Whenever I read the discussion of adultery in Proverbs 7, I always wonder why the writer, who I can only assume to be Solomon, sits and watches this adulterous affair sprout. I mean, where was he watching this from? Did he have a pair of binoculars, and was somehow able to read lips?
No, he probably was close by, which raises the question. Why didn’t he say: “Hey, man, get away from that b___h!” Okay, he probably shouldn’t say the b___h part, but my point is that he could have intervened and possibly saved two marriages that day.
But he didn’t, and we don’t know why. Maybe it was none of his business. Maybe it’s because he was really supposed to.

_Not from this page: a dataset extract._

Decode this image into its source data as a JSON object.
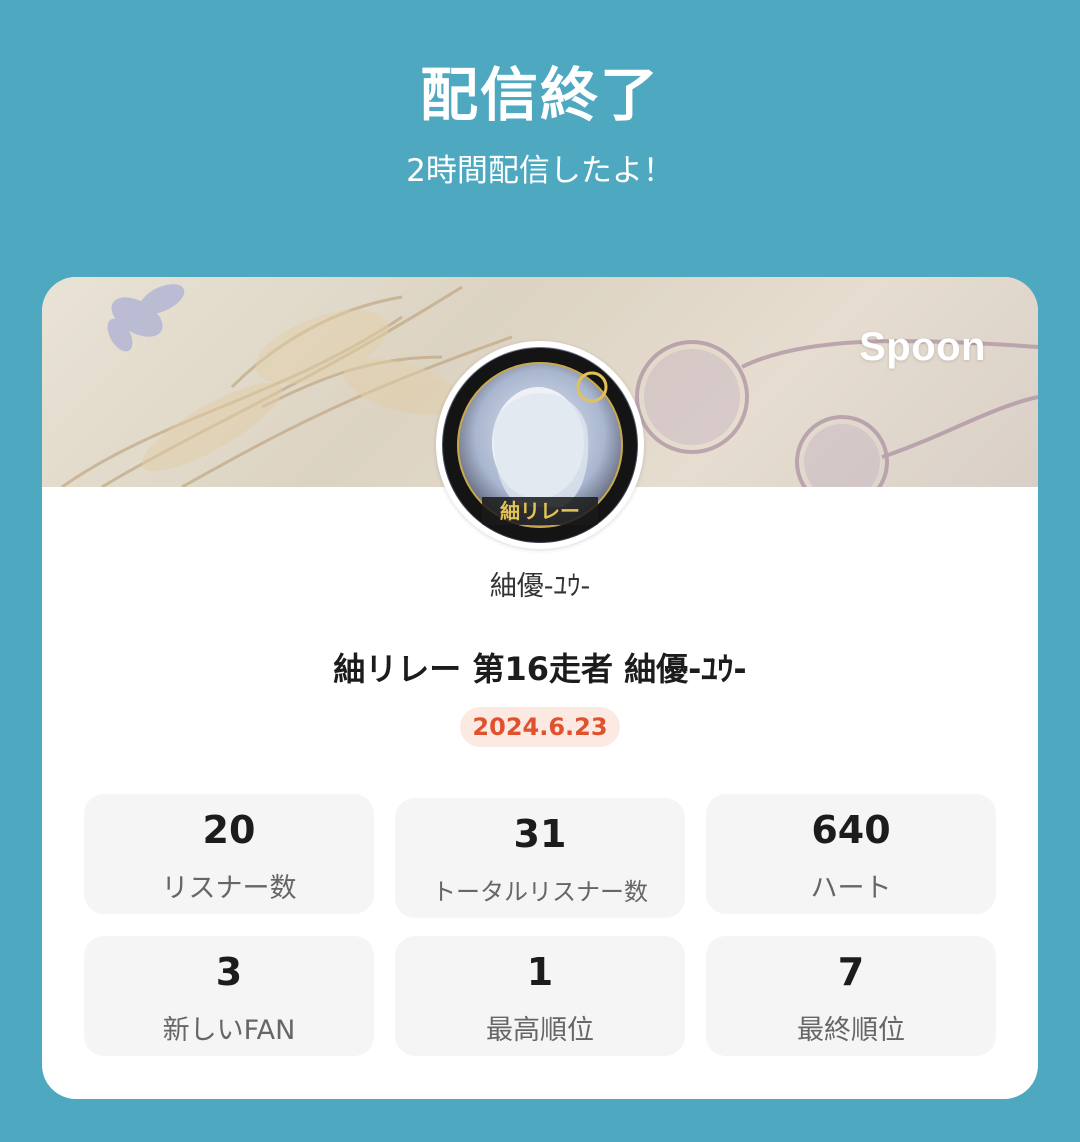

Sometimes God is the same way. We wait for him to intervene into some evil in our lives, but it just doesn’t happen. I imagine Joseph was probably thinkin’ that when he gets arrested for a sin he didn’t commit, after a perfect record of servitude. That just had to suck.
I imagine that he sat in his cell, feeling despondent, wondering if he did something wrong, and why God hasn’t stepped in and kicked some major butt on those who seriously have it coming.
Perhaps we are missing the point. God isn’t supposed to intervene every time something bad happens to us. In fact, it would actually be more just of the Lord to just let us go our own way and let us get into even more levels of badness.
Joseph soon saw the hand of God when he interpreted the dreams of those prisoners that eventually led to him being freed. (An event that happens in tomorrow’s reading, and was unfortunately delayed.)
It appears that God had a plan to stop the evil of famine that did not eclipse the evil that was happening at the present moment. This is sometimes how God works, standing back and intervening at His time, and not ours.
Yes, it would be nice to have a God who sends twelve legions of angels whenever we whistle, but is it possible that an army like that would totally ruin the story? Perhaps we need to wait until all the chips our down before we ask for a vacuum cleaner. Maybe it is us who need to suck it up and remember who we serve.